Dr Richard Perry, a neurologist from Imperial College Healthcare NHS Trust, said: “Until now, diagnosing Alzheimer’s disease has not been always straightforward because we haven’t had a simple test to show whether someone has it or not. For many people, we can be fairly confident of the diagnosis due to their age, results of memory tests and brain scans, but for others, who may be younger or who have very early symptoms or an unusual presentation, we are less confident.”
Dr Perry added: “If you are in your fifties, working, and have a family, being told by a memory clinic that you may have Alzheimer’s disease can be devastating, so it’s important to get that right.”
He said that the test would not be for the “worried well”. It will only be used if a consultant has expressed concern that a patient could be suffering from dementia, Dr Perry added.
The breakthrough comes amid increasing concern about the neglect of people with dementia.
The Care Quality Commission is to inspect 150 hospitals and care homes to check on the care given to dementia patients in England, brought about by worries over the potential mistreatment of the most vulnerable.
The health watchdog is to carry out focused inspections to identify failings in care and make recommendations to improve the quality of services.
Hospitals and care homes will not be given warning of the visits, which will form the regulator’s first national review of dementia care, which will publish its findings in May.
Mr Cameron will also use the London summit to announce that Britain has attracted £2 billion in private sector investment in life sciences in the past two years.
He will say that the fight against dementia is the key health challenge of this generation.
Eli Lilly is the pharmaceutical company behind the new test. It announced that the first patient is to be scanned at Charing Cross Hospital in west London.
Prof Mike Hutton, the chief scientific officer for neurodegenerative diseases at Lilly UK, said: “The availability of [this scan] in the UK is an important step towards helping patients. A negative scan can help rule out Alzheimer’s disease as a cause of cognitive impairment, which is an important part of avoiding potentially inappropriate or even harmful treatments.”

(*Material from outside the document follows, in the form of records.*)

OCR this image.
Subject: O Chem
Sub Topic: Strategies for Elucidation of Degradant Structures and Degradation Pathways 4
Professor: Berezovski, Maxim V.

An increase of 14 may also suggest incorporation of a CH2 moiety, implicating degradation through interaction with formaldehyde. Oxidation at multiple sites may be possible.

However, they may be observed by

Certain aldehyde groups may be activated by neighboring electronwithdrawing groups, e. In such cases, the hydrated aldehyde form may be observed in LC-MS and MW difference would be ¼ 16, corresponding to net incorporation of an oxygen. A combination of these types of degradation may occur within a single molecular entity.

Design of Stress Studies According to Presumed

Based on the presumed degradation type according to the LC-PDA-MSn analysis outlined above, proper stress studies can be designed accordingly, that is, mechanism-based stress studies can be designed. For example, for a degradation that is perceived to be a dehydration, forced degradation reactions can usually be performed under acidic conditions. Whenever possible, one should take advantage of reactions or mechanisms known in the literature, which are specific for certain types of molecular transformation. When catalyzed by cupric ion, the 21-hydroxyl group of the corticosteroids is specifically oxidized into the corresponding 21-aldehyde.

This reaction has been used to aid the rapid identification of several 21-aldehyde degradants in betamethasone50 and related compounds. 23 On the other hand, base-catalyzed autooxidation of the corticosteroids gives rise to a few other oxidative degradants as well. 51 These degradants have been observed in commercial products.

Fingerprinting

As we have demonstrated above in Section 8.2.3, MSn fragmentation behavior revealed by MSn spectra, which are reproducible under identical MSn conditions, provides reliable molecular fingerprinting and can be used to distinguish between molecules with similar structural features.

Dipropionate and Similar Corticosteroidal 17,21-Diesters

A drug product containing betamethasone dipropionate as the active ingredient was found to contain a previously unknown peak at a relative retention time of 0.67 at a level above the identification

A study this week found that regular exercise and a healthy lifestyle can cut the risk of developing dementia.
Researchers found that there were five key steps people could take to reduce their chances of suffering dementia, heart disease and diabetes.
The Cardiff University study found that those who took regular exercise, ate fruits and vegetables, remained at a healthy weight, drank in moderation and did not smoke were less likely to develop the diseases.
People who followed four out of five of the healthy habits were 60 per cent less likely to suffer cognitive decline or dementia, the researchers found.
Jeremy Hunt, the Health Secretary, last month published a “dementia map” of England showing that in some areas, fewer than four in every 10 sufferers have their condition recognised by the NHS.